José Angel Vincench
Revolution with pebliscito (Diptych) / Revolución con pebliscito (Díptico)
Ironical Gold: José Ángel Vincenchʾs Conceptual Abstraction
By Donald Kuspit
What is one to make of the words that accompany Vincench’s abstractions, considering the fact that their over-all title is “The Burden of Words” Vincench’s abstractions are asymmetric, and the relationship of words to visual art is asymmetric—dare one say ironical? Their asymmetry reflects the asymmetry—absurdity, certainly contrariness--of Vincench’s situation in Cuba: an artist making abstract art implicitly critical of its authoritarianism doesn’t exactly fit into it, however tolerated he may be, even respected as an intriguing anomaly, that is, the proverbial and celebrated exception that proves the rule. If Vincench’s works are an abstract discourse about Cuba—abstraction as disguised discourse in order to protect the ideas implicitly invested in it, in order to evade censorship—then words such as “gusano” (worm) and “escoria” (slag or dregs, exileis exilio) explicitly refer to people and events in it.

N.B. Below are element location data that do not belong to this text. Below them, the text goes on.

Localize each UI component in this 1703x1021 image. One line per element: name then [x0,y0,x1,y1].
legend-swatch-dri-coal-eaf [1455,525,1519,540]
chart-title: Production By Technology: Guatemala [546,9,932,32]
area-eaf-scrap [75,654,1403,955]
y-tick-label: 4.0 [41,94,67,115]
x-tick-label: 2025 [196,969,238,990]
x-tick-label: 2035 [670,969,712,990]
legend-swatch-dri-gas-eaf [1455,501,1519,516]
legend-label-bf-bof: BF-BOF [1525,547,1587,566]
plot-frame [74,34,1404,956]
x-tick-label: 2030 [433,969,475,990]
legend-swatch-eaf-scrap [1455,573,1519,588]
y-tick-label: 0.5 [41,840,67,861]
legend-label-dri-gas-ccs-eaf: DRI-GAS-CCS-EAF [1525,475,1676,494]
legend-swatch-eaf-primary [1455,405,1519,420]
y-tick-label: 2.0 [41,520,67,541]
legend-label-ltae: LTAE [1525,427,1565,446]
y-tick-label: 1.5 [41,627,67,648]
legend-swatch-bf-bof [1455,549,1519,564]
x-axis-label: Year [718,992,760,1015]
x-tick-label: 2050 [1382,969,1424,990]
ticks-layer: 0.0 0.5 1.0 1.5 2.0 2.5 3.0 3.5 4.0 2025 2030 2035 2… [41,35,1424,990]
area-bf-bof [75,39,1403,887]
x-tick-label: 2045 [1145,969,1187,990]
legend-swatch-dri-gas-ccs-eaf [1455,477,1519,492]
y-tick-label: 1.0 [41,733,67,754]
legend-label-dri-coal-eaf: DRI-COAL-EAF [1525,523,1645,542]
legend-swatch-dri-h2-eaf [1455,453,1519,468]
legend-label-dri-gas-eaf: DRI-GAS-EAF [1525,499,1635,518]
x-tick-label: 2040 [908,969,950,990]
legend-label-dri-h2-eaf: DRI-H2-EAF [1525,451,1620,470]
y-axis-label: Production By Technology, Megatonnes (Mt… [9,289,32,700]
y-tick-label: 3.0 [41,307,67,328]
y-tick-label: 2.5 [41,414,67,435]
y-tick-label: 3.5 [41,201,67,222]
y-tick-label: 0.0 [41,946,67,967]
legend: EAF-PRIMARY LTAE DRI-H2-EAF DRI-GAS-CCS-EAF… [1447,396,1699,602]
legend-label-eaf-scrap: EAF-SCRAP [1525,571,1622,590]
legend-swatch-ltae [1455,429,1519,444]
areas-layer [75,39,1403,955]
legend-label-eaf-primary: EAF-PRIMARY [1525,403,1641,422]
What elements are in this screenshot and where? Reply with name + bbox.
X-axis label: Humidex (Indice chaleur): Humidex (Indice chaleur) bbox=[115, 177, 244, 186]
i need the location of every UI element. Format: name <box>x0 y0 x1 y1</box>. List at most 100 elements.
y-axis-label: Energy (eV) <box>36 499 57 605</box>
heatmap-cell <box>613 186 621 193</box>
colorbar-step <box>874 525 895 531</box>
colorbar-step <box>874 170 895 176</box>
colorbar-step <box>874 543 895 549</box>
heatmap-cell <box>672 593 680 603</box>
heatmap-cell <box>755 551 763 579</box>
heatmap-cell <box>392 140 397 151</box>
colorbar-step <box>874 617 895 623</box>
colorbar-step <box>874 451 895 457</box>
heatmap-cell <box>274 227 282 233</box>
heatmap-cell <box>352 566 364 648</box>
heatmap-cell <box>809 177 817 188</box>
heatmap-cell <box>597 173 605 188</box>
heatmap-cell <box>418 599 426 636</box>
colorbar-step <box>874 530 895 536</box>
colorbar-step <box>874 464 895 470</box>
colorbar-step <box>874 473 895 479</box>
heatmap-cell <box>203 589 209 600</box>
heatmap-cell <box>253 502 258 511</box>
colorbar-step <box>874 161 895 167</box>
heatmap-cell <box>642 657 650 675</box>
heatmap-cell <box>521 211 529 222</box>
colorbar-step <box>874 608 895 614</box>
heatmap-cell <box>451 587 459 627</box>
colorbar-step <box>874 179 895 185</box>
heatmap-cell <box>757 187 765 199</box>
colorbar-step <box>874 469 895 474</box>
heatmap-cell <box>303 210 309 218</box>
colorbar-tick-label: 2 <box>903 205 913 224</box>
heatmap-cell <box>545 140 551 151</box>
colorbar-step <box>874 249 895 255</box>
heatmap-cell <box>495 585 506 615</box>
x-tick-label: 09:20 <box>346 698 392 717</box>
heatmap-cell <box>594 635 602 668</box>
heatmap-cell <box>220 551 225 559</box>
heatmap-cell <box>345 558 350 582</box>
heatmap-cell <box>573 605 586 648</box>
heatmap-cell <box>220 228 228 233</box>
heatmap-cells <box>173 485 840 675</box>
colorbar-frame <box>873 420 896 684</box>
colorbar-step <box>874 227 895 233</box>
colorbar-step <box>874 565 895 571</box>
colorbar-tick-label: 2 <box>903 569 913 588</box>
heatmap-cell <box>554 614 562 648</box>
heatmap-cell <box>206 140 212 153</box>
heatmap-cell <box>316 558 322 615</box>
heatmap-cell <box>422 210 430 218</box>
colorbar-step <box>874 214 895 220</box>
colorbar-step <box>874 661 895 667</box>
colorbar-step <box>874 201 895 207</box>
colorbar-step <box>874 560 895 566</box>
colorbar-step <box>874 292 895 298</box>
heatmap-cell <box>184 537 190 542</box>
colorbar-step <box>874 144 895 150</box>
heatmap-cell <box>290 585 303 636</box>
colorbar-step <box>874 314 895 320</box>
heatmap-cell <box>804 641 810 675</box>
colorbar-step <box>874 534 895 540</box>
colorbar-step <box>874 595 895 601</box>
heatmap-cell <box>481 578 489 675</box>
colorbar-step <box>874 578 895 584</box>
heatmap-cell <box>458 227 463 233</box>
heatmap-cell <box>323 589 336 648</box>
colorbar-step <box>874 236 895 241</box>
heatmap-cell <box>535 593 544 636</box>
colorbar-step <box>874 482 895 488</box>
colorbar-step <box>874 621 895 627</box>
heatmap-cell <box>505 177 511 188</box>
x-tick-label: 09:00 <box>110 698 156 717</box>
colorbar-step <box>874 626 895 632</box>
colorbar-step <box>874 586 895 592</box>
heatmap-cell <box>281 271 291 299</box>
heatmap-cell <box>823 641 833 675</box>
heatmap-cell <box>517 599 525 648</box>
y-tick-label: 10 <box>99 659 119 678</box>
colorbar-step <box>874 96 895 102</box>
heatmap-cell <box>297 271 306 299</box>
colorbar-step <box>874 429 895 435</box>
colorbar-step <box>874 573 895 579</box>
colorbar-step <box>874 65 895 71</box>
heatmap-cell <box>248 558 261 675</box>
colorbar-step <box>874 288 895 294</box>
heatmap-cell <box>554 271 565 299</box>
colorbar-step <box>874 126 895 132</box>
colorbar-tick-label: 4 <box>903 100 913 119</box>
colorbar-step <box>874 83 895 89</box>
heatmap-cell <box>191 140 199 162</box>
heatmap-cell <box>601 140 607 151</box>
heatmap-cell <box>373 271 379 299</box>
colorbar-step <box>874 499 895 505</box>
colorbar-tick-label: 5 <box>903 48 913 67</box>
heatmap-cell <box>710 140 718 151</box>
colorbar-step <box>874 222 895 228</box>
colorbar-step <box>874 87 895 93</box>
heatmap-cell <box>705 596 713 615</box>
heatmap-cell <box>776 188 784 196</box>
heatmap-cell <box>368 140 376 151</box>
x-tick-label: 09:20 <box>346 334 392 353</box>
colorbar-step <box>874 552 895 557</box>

Vincench writes that “human and historical value” can be “summarized in a word,” suggesting that a particular word is not simply the signifier of a particular culture, but, more generally, has universal psychosocial meaning. Thus Vincench’s use of such words as change, autonomy, peace, pardon, and reconciliation. They are broadly idealistic in import--they allude to “social utopia,” as he writes, in contrast to the social dystopia that is Cuba--in contrast to gusano and escoria, which directly signify the harsh reality that is Cuba.